In 2011, I was able to walk in my first Spokane pride parade. Alissa walked with me. The next year, I was honored to drive that year’s grand marshal, former Air Force Maj. Margaret Witt, one of our closest friends.
Until the pandemic made the Spokane pride parade a two-year virtual event, I was there most Junes, honoring my daughter and then her wife, Caitlin, that high school sweetheart named Cheeto. They celebrated their fifth wedding anniversary earlier this month.
During that same period, 2010 and 2011, my wife, Carla, served as executive director of Odyssey, a center for eastern Washington’s at-risk LGBTQ youth. Through her, I got to spend time with so many youngsters, some of whom reminded me of Alissa, others whose lives had been filled with pain and exclusion, too often rejected by their own families. For the first time, I came to know and understand, just a little, trans youth who face challenges most of us cannot imagine and who suffer suicide rates far beyond the national norm.
Through that experience, I came to understand a fundamental consequence of discrimination – the denial of equal rights to any marginalized group. Becoming her true self unlocked so much potential in my daughter. How much potential is lost to our society when we deny any people, any group, the right to live lives free of the discrimination that limits potential?
Having close friends who are gay and teaching 10 years in the college bubble where young people seem much more tolerant, it would be easy to think we have turned the corner on gay and trans rights. Much needed focus on issues facing other marginalized groups also has served to push gay rights off the front burner, at least for now.
But that is so wrong. Make no mistake, there are powerful forces in our society that want to turn back the clock to a time when being gay forced a person into that proverbial closet, suffocating potential. Some of those forces are religious. Some are political. Some are sincere, though I sincerely believe they are wrong. Others are opportunistic.
It was the stated and active policy of the Trump administration to retreat from legal protections afforded LGBTQ people in the workplace and in the courts. One of the rationales behind his Supreme Court-packing initiative was to establish a conservative majority that would go so far as to end legalized same-sex marriage. At the same time, the former president and his allies launched an all-out attack on trans people, often arguing there is no such thing as trans.
Tens of millions of Trump supporters were energized by the former president’s efforts. In recent months, my social media feed has seen more and more anti-gay posts and memes. A one-time high school friend is now part of a self-proclaimed feminist movement that argues the fight for trans rights is simply the patriarchy attempting to limit the role of women, or worse, eliminate women altogether.
As we have seen with the political assault on Black rights, on Asian and Pacific Islander rights, on Muslim rights, on Latinx rights, the fight to end discrimination is never really won. Progress on one front is always followed by retreat on another. Progressives should keep that in mind as Trump Republicans fight to regain control of government that would open the door to new assaults on equal rights.

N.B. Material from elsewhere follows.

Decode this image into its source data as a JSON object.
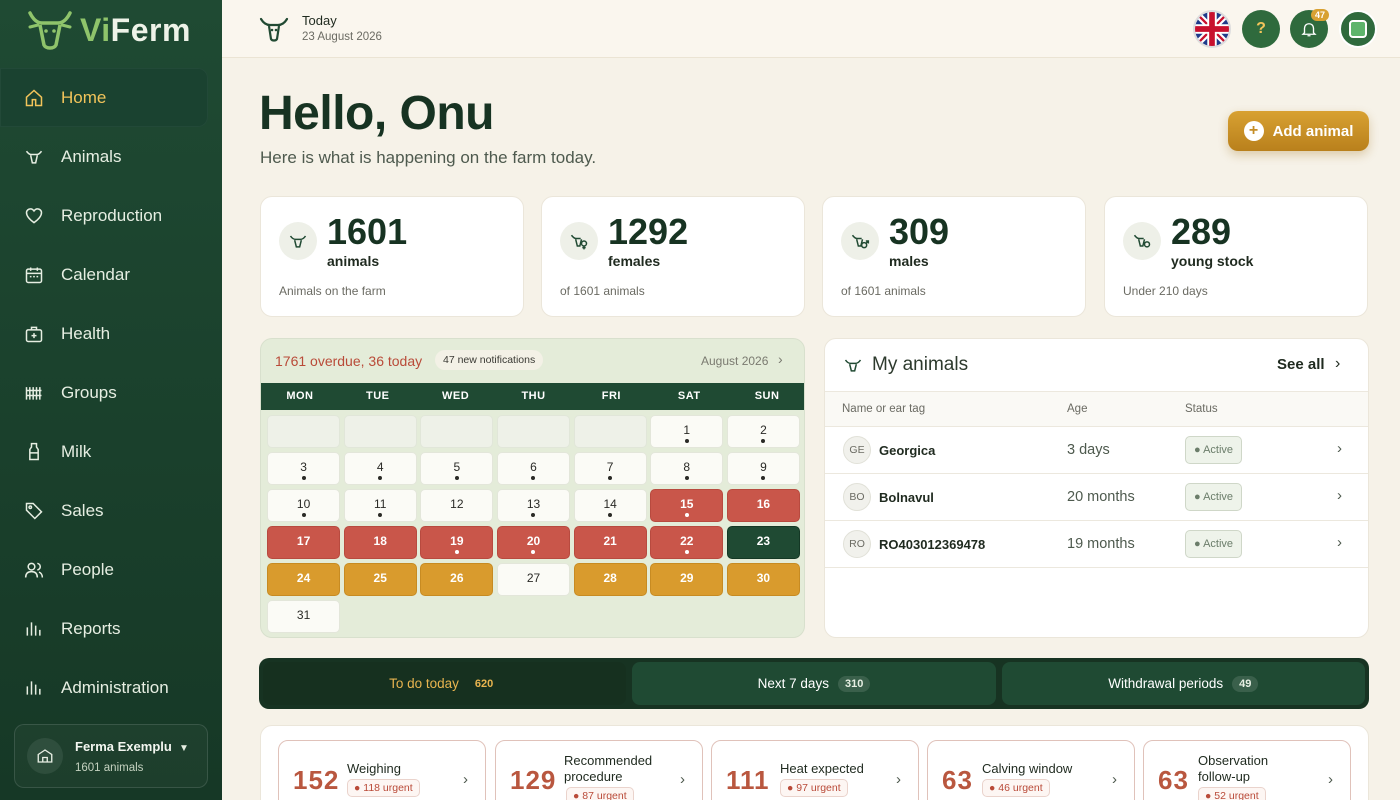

Yes, June is Pride Month. Because of the pandemic, there will be no actual parade this month, though organizers say an October event is possible. It does not matter when. In a virtual sense, at least, I will still be there with my daughter.
Leaving college, Alissa worked a few typical post-grad jobs, then became a journalist and editor. Earlier this year, she became communications director for a Colorado Springs nonprofit that supports LGBTQ youth. She is an outspoken community leader, always advocating equal rights for all.
June is Gay Pride Month. It is a good time to remind myself and any others who care to listen that I am so, so proud of my gay daughter.